We adapted Hotelling’s two sample T2 test22 to assess the hypothesis whether there were significant temporal variation in the annual spatial incidence of TB, among residents in Singapore. To compare we adjusted the case count at planning area levels to per 10,000 of the susceptible population. Let us define K to be the number of planning areas, T 1 and T 2 to be the two years to compare, and \({Y}_{k}^{T}\) to be the adjusted resident case count (where the adjustment is obtained by scaling the annual incidence per 10,000 of the planning area population) in the k th planning area in year T. The total adjusted resident case count in year T we denote \({N}_{T}={\sum }_{k=1}^{K}{Y}_{k}^{T}\).

Then, assuming that individual cases arrive randomly in time (for each year) and independently in space (among any of the K planning areas), we have,

$${{\boldsymbol{Y}}}^{T}={({Y}_{1}^{T},{Y}_{2}^{T},\ldots ,{Y}_{K}^{T})}^{^{\prime} } \sim Multinomial[{N}_{T},{{\boldsymbol{p}}}^{T}={({p}_{1}^{T},{p}_{2}^{T},\ldots ,{p}_{K}^{T})}^{^{\prime} }]$$
(5)

where \({p}_{k}^{T},k=1,2,\ldots ,K,\) are the population distribution of resident cases of the k th planning area in T th year.

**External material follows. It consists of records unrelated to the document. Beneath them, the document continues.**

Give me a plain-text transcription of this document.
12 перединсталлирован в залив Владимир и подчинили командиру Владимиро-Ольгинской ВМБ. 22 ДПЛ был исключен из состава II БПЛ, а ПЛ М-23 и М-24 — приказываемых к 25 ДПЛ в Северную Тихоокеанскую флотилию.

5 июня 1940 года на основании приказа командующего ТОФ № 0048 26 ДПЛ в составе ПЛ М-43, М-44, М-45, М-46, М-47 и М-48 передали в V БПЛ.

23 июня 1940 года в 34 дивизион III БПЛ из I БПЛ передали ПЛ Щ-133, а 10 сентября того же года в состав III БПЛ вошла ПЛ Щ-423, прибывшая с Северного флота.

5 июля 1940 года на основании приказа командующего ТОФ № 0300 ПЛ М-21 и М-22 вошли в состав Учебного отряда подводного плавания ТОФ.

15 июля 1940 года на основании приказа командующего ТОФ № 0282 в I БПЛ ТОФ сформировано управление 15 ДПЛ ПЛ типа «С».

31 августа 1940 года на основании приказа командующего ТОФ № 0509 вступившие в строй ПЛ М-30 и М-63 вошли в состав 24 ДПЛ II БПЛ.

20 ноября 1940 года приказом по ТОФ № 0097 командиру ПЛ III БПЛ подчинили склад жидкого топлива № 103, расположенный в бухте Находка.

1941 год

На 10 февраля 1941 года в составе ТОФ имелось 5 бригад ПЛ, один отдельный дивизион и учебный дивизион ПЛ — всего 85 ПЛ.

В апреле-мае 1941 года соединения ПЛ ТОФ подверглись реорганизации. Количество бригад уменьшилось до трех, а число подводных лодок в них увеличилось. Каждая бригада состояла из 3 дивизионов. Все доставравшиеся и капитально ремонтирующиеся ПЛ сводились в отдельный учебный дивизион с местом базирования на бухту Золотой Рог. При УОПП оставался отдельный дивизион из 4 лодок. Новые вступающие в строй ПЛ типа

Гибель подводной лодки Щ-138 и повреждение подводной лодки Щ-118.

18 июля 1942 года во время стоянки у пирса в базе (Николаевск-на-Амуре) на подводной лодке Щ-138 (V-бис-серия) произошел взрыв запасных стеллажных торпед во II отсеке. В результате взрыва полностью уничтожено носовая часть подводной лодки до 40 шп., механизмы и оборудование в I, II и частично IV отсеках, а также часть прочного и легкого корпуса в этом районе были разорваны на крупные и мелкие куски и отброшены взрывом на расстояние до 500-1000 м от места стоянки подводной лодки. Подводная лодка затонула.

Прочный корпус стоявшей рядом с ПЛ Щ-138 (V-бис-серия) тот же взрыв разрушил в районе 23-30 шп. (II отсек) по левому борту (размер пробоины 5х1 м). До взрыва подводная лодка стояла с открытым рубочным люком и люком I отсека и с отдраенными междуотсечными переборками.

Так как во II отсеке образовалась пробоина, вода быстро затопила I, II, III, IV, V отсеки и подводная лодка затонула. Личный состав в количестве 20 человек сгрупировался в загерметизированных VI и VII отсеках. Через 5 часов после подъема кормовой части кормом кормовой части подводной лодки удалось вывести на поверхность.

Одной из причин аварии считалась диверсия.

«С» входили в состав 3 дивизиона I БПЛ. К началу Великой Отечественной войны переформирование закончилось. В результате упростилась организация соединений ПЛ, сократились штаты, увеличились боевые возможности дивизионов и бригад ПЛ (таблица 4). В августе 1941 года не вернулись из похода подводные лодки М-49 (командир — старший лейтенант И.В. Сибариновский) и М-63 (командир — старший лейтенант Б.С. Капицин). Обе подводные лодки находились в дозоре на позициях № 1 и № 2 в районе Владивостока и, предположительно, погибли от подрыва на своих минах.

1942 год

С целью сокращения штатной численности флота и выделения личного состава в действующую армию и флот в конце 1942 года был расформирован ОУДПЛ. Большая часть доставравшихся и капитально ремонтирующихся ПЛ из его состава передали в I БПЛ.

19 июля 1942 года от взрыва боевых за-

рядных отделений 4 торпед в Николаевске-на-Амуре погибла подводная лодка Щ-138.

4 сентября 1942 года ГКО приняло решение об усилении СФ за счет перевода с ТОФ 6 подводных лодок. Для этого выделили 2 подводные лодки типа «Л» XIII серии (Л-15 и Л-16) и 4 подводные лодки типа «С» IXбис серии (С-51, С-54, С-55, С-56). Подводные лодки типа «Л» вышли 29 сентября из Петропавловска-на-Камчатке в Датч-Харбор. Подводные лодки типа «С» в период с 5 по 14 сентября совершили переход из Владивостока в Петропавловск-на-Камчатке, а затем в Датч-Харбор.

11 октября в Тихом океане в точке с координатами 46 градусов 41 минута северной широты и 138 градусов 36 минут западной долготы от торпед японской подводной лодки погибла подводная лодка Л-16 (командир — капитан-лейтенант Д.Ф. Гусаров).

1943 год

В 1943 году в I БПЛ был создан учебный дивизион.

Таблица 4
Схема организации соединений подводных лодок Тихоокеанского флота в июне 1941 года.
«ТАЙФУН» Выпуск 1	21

Y T can alternatively be expressed as the sum of N T independent and identically distributed incidence vectors23 of order K, \({{\boldsymbol{X}}}_{i}^{T}=({X}_{i1}^{T},{X}_{i2}^{T},\ldots ,{X}_{iK}^{T})^{\prime} \), where \({X}_{ik}^{T}=1\) and \({X}_{i(k\ne l)}^{T}=0,\) for i = 1, 2, …, N T . This formally implies that the i th case was reported at the k th planning area and that an individual case can’t be present in two planning areas (or the boundary) at the same time. Then

\({{\boldsymbol{X}}}_{i}^{T} \sim Multinomial[1,{{\boldsymbol{p}}}^{T}=({p}_{1}^{T},{p}_{2}^{T},\ldots ,{p}_{K}^{T})^{\prime} ],i=1,2,\ldots ,{N}_{T}\). Also, \({\boldsymbol{\Sigma }}={\rm{Var}}({{\boldsymbol{X}}}_{i}^{T}),\) is defined by

$$Cov({X}_{ik}^{T},{X}_{il}^{T})=(\begin{matrix}{p}_{k}^{T}(1-{p}_{k}^{T}),k=l\\ -{p}_{k}^{T}{p}_{l}^{T},k\ne l\end{matrix}).$$

Thus, \({{\boldsymbol{Y}}}^{T}={\sum }_{i=1}^{{N}_{T}}{{\boldsymbol{X}}}_{i}^{T}\). Since \({{\boldsymbol{X}}}_{i}^{T}\) are independently and identically distributed, for sufficiently large N T using the central limit theorem, for a sample of random vectors, we have

$${\bar{{\boldsymbol{X}}}}^{T}\mathop{\to }\limits^{D}{N}_{k}({{\boldsymbol{p}}}^{T},{\boldsymbol{\Sigma }}/{N}_{T}),as\,{N}_{T}\to \infty .$$
(6)

Test Statistic

Under the above framework if \({H}_{0}:{{\boldsymbol{p}}}^{{T}_{1}}={{\boldsymbol{p}}}^{{T}_{2}}\) and we define

$${t}^{2}=\frac{{N}_{{T}_{1}}{N}_{{T}_{2}}}{{N}_{{T}_{1}}+{N}_{{T}_{2}}}({\bar{{\boldsymbol{X}}}}^{{T}_{1}}-{\bar{{\boldsymbol{X}}}}^{{T}_{2}})^{\prime} {\hat{{\rm{\Sigma }}}}^{-1}({\bar{{\boldsymbol{X}}}}^{{T}_{1}}-{\bar{{\boldsymbol{X}}}}^{{T}_{2}}),$$
(7)

then

$${T}^{2}=\frac{{N}_{{T}_{1}}+{N}_{{T}_{2}}-K-1}{({N}_{{T}_{1}}+{N}_{{T}_{2}}-2)K}{t}^{2} \sim F(K,{N}_{{T}_{1}}+{N}_{{T}_{2}}-K-1),{\rm{under}}\,{H}_{0}.$$
(8)

Here, \({\bar{{\boldsymbol{X}}}}^{{T}_{j}}=\frac{1}{{N}_{{T}_{j}}}{\sum }_{i=1}^{{N}_{{T}_{j}}}{{\boldsymbol{X}}}_{i}^{{T}_{j}}\) and \({\widehat{\Sigma }}_{{T}_{j}}=\frac{1}{{N}_{{T}_{j}}-1}{\sum }_{i=1}^{{N}_{{T}_{j}}}({{\boldsymbol{X}}}_{i}^{{T}_{j}}-{\bar{{\boldsymbol{X}}}}^{{T}_{j}})({{\boldsymbol{X}}}_{i}^{{T}_{j}}-{\bar{{\boldsymbol{X}}}}^{{T}_{j}})^{\prime} \) where j = 1, 2. Also, \(\hat{{\rm{\Sigma }}}=\frac{{N}_{{T}_{1}}{\hat{{\rm{\Sigma }}}}_{{T}_{1}}+{N}_{{T}_{2}}{\hat{{\rm{\Sigma }}}}_{{T}_{2}}}{({N}_{{T}_{1}}+{N}_{{T}_{2}}-2)}\), the pooled variance.

For the given samples we reject H 0 at level of significance α if

$${T}^{2} > F(\alpha ;K,{N}_{{T}_{1}}+{N}_{{T}_{2}}-K-1).$$
(9)

Alternatively we reject H 0 if the p-value,

$$p={P}_{{H}_{0}}[{T}^{2} > {T}_{Observed}^{2}] < \alpha .$$
(10)

We computed p-values corresponding to Hotelling’s T 2 for all \((\begin{matrix}17\\ 2\end{matrix})\) distinct pairs (1995 to 2011) of annual TB incidence rates, among Singapore’s residents. The results are shown in Fig. 3.